L’équipe du site soutient les prises de paroles qui ont actuellement lieu un peu partout dans le monde pour s’opposer aux violences commises contre la communauté noire. Le mouvement Black Lives Matter compte plus que jamais et nous avons donc décidé de lancer un nouveau cycle thématique. Pour l’inaugurer, nous avons décidé de republier notre critique de Blindspotting, découvert à Deauville et qui n’a malheureusement pas eu le succès escompté.
Blindspotting avait déjà fait son petit effet à Sundance et l’exploit fût réitéré à Deauville où le film était présenté en compétition. Carlos Lopez Estrada s’inscrit tranquillement parmi les réalisateurs sur lesquels il faudra compter à l’avenir. Univers singulier rétro/pop/comique/engagé, Blindspotting est une très belle révélation. Après avoir purgé une peine de deux mois pour avoir cramé un hipster dans une boîte de nuit pour laquelle il travaillait, Collin se voit en liberté conditionnelle pendant un an. À trois jours de la fin, il est témoin d’une bavure policière qui ne peut le laisser indifférent. Commence alors une lente descente aux enfers avant que le jeune homme ne prenne conscience de la société dans laquelle il baigne et choisisse un nouveau départ.

On peut clairement dire que Blindspotting est le bébé de Rafael Casal et David Diggs. Co-scénaristes, producteurs et acteurs principaux, leur nom est partout. Et là où Monsters and Men – également en compétition – rate le coche, Blindspotting s’illustre avec brio dans l’évocation des bavures policières, notamment celles commises contre les noirs à travers le personnage singulier de Collin. Bien décidé à respecter sa conditionnelle, revenir dans le droit chemin et possiblement reconquérir son ex petite-amie, ce dernier gagne honnêtement sa vie en travaillant comme déménageur avec son meilleur ami Miles qui s’avère avoir une mauvaise influence. Et si ce sujet a pu être rabâché déjà de nombreuses fois dans des films plus ou moins récents, Blindspotting frappe très fort dans sa mise en scène travaillée. Virant de temps en temps au trip psychédélique – le rêve que Collin fait après avoir assisté à la bavure est exceptionnel – en passant par un sens de la mise-en-scène minutieuse rappelant de temps à autre le cinéma de Wes Anderson – rien que ça -, le rythme est là du début à la fin en jouant autant sur la comédie avec de vrais moments loufoques – la scène des flingues dans un Uber sorti tout droit d’un Fast & Furious sous LSD – que sur le drame avec des passages bouleversants. Les mots plutôt que la violence serait le credo de ce film, d’ailleurs les acteurs principaux qui sont également rappeurs n’hésitent pas à montrer toute l’étendue de leur talent. Le monologue final de Collin est d’une intensité et d’une intelligence rare.

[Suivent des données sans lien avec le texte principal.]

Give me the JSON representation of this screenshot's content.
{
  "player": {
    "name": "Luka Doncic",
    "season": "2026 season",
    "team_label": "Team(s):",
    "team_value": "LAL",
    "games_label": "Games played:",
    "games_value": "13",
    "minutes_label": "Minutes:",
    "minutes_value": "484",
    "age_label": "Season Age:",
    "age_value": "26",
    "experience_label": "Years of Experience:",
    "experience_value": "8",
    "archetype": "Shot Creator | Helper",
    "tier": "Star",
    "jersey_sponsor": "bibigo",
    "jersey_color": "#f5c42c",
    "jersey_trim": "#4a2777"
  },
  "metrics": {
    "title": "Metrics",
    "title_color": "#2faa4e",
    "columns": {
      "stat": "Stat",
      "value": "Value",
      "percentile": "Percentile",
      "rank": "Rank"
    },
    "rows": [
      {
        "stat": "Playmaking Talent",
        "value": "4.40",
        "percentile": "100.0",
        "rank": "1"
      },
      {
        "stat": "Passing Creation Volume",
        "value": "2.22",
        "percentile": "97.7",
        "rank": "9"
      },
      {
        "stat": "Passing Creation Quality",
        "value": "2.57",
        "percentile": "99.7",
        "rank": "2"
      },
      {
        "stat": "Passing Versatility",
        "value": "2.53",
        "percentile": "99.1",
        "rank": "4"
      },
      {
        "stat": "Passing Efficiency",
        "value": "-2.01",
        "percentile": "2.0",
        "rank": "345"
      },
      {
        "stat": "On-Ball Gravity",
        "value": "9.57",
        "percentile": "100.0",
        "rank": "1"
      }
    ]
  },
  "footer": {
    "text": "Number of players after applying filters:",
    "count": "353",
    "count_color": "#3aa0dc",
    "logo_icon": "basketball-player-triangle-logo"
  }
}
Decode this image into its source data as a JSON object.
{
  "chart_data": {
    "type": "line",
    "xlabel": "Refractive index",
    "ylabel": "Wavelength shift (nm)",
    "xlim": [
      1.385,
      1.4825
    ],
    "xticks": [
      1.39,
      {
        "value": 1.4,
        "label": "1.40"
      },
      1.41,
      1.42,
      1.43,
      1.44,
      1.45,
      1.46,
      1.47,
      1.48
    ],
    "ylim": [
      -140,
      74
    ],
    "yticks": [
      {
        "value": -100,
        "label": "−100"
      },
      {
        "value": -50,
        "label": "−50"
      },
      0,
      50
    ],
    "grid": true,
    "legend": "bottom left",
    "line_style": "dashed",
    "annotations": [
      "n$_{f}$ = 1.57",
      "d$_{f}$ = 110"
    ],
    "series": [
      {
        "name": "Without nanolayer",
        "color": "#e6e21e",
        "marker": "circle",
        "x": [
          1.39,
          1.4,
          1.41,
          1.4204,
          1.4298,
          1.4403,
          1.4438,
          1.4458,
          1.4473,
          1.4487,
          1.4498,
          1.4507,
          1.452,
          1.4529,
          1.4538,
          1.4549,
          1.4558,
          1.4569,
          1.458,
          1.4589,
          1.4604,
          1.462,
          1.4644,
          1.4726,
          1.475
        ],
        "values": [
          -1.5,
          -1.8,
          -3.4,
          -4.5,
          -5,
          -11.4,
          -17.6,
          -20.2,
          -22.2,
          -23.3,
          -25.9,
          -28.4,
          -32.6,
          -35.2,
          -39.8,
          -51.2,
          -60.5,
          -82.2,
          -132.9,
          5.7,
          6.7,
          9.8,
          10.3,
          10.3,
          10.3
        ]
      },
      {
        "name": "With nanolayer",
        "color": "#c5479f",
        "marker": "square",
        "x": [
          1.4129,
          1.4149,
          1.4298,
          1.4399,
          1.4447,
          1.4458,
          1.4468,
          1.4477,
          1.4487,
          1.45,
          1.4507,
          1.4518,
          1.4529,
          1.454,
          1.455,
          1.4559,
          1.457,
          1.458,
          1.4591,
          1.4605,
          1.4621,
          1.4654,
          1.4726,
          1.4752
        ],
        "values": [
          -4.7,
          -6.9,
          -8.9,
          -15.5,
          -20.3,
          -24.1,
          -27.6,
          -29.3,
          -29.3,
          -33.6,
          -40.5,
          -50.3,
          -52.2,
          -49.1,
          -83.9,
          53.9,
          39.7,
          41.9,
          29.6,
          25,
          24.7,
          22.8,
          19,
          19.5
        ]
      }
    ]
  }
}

Proposition aussi culottée sur la forme que sur le fond, Blindspotting est une jolie pépite à l’univers bien singulier, navigant dans les genres pour mieux dénoncer avec une énergie contagieuse. Un vrai petit bijou punchy comme le ciné indé a besoin, et qui par ses dénonciations s’inclue parfaitement dans notre thématique. Un écho que l’on aimerait malheureusement vain tant le problème, abordé par tant de monde, aurait pu être réglé, mais qui rend honneur à ces cinéastes contestataires de tous temps, dont Carlos Lopez Estrada fait définitivement partie.
Blindspotting de Carlos Lopez Estrada. Avec Rafael Casal, David Diggs, Janina Gavankar… 1h35
Sortie le 3 octobre 2018.
[…] ans, Carlos Lopez Estrada faisait trembler les planches de Deauville avec son premier long-métrage Blindspotting. Un petit bijou pop engagé et enragé à l’univers singulier mais au message universel. Que […]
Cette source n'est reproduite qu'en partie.